At the start, much of what Chris did in his new job felt like bricolage.
He took data gathered by others and work done by others and repurposed it to his narrow problem.
His immediate goal was to create for the pillars inside the tunnels of longwall mines the equivalent of what engineers call a safety rating.
A safety rating is the load-bearing capacity of whatever is holding the load,
divided by the load.
(If it’s less than one, don’t look up.)
Bieniawski had created a formula for calculating the load-bearing capacity of coal pillars,
but to use it you needed to know the load that needed bearing.
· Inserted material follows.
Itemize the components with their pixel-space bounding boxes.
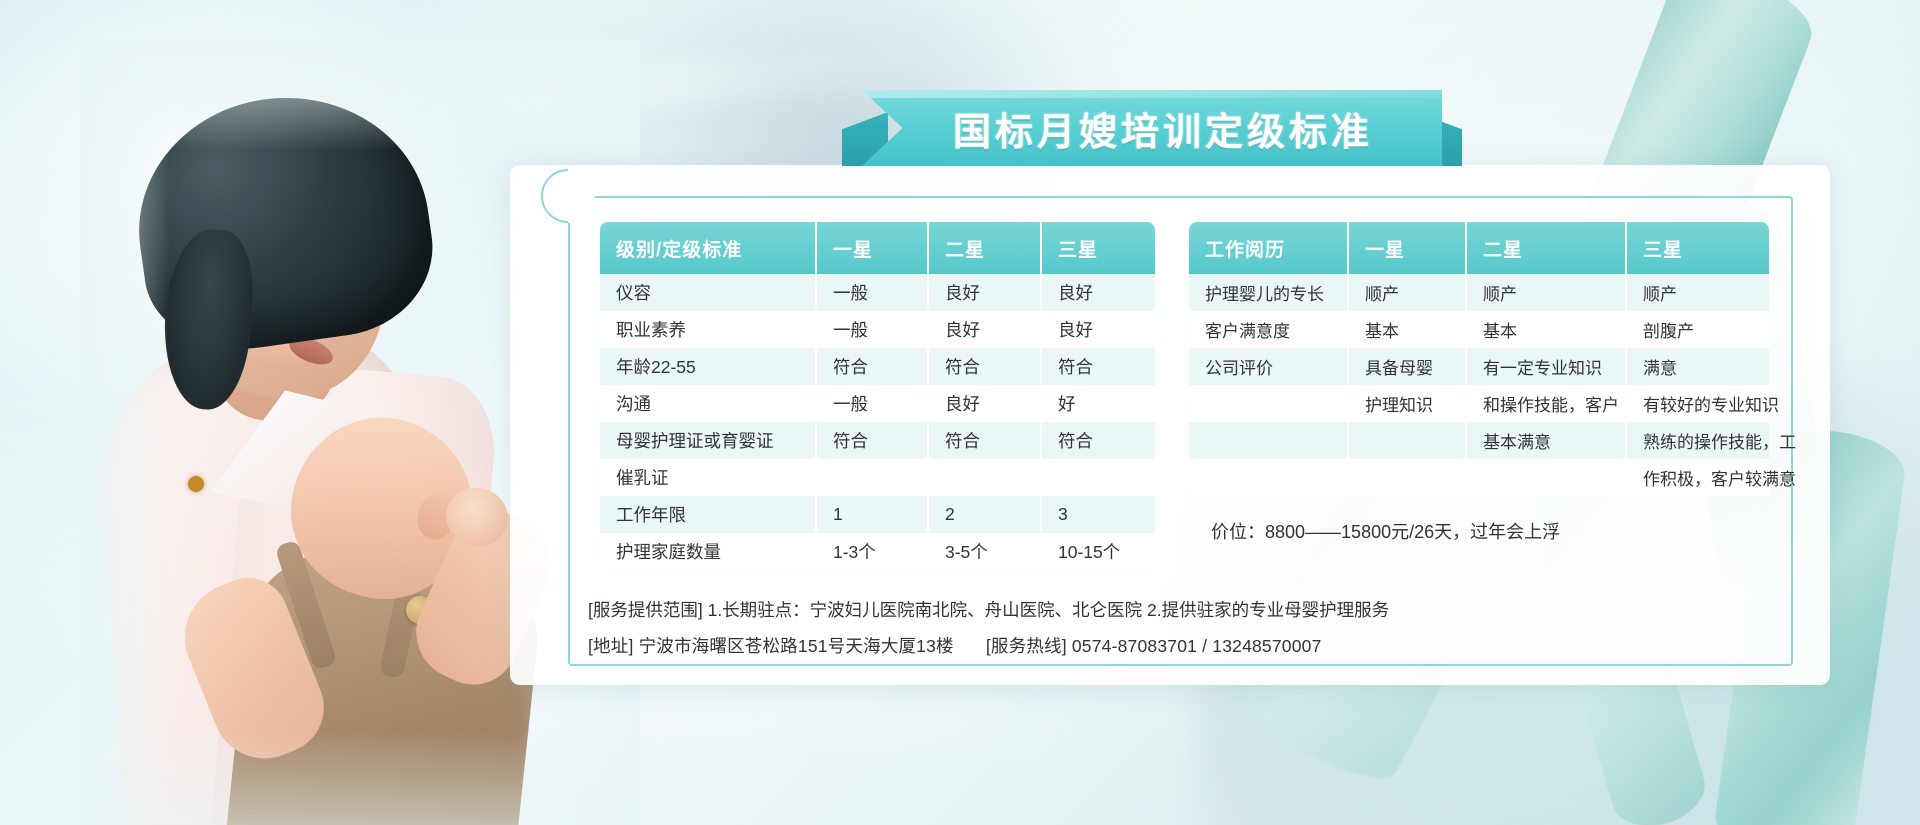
cell-two-star: 有一定专业知识	[1467, 348, 1627, 385]
address-text: [地址] 宁波市海曙区苍松路151号天海大厦13楼	[588, 636, 954, 656]
price-note: 价位：8800——15800元/26天，过年会上浮	[1189, 518, 1769, 544]
tables-area: 级别/定级标准 一星 二星 三星 仪容 一般 良好 良好 职业素养 一般 良好	[600, 222, 1770, 570]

Calculating this was tricky.
It changed as coal was removed from the mine in ways that were not obvious,
and that varied from mine to mine.
The rock that collapsed harmlessly behind the mining machine did not have the same ability to support the mountain above it as the previously intact seam of coal.
Crumbled cake offered less support to whatever was above it than intact cake.
The weight of the mountain needed to travel someplace.
One place it went was onto the remaining coal pillars.
The more coal you removed, the greater the so-called abutment load
— not the load that was vertically over the pillar, but the load that moved, horizontally, onto it.
Chris spent several years measuring the way the load on the pillars changed as coal was mined.
His aim was to reduce his findings to a set of equations that could be used by mine designers.
Given the length of the mining wall, the depth of the mine and the height of the roof, etc.,
the load should be roughly X.
X was the numerator of his safety factor, which,
to avoid the impression that the entire mine was rendered safe by it,
he renamed the “stability factor.”
He then back-tested the number against case histories to see whether coal mine roofs had indeed collapsed when the stability factor was less than his model thought it needed to be.
He was turning pillar stability into a science.
“All I’m doing is taking trial and error and looking at the data more scientifically,” he said.
By academic statistician standards, his work was more than a bit loose.
“I’ll never have a database that is large enough
— or collected in the random way that you’d need to do precise statistical analysis,” he said.
“I’ll never be able to say ‘there’s a 95 percent chance the roof will hold up.’
You’ll never know the exact probabilities.
I’m using statistics to make better engineering judgments.”